The strong impression you give, and by your own reckoning, you have clear lines in the sand. And everything you do seems to communicate that either explicitly or implicitly. I take it your wife knew you well enough to see this if we strangers can here in the limited information of an online forum.

 

So she must have known that what she did was going to END any chances of being forgiven. I think you mentioned saying the same to the exGF.

 

Given that you were pretty strong in your position, never showed her any reason to doubt your resolve, etc., do you think its fair to say she knew this would be your reaction to her infidelity and began to simply move away from you. Maybe she is a woman who doesn't like to end things. She only enjoys the game of capture, allure, and secure.

 

I know a guy who is on maybe his 6th relationship in less than 15 years - in his mid 50s.
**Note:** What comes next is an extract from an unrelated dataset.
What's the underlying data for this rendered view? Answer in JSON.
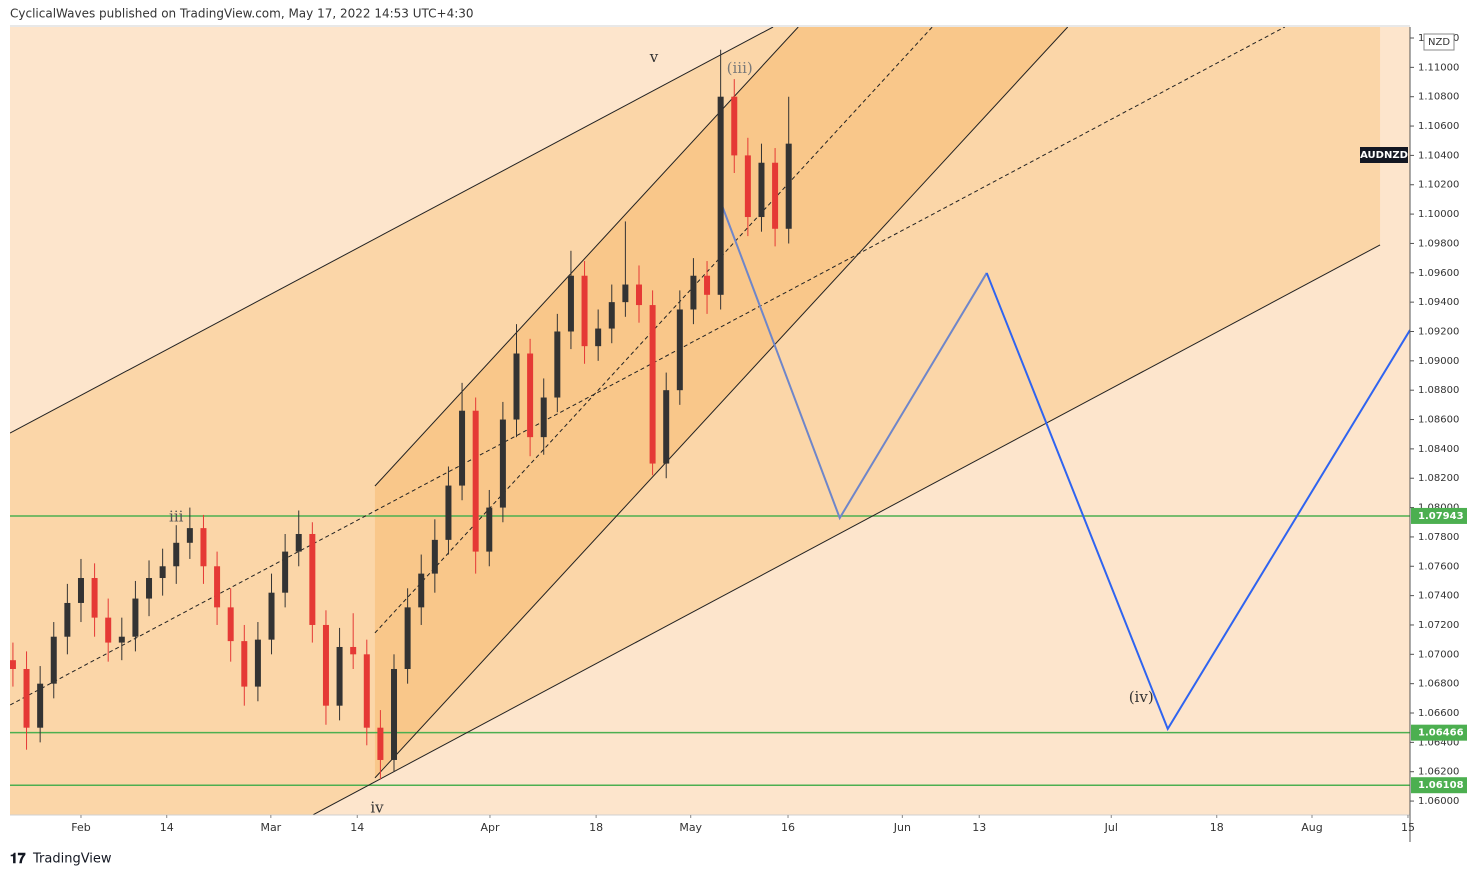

He constantly finds a woman, falls head over heels for her, moves her into his space / he into hers, and then within a very short period of time, finds himself attracted to yet another. Same cycle over and over again. Finds a girl, buys a house together even, and then months later is moving on and out. I cannot say that any relationship of his has ever really fully run its course. Just when the honeymoon period is ending, a new one begins. He is married again (3rd time is a charm perhaps), seems happy as a peach, but I don't see any happiness that I didn't already see 5 times before. This one seems to understand something about him, having witnessed the two previous ones from a short distance, and started immediately with date nights and long weekend trips. She seems to have grasped the idea he needs constant romance and novelty in his life in order to keep him settled.

 

Who knows with your exGF what was going on in her head. I suppose this is what you want to find out. But I really think the answer to that question, if it ever comes back to you, if she ever decides to ask herself fully what motivates her to hurt people she has aggressively pulled into her world, will be several years down the road.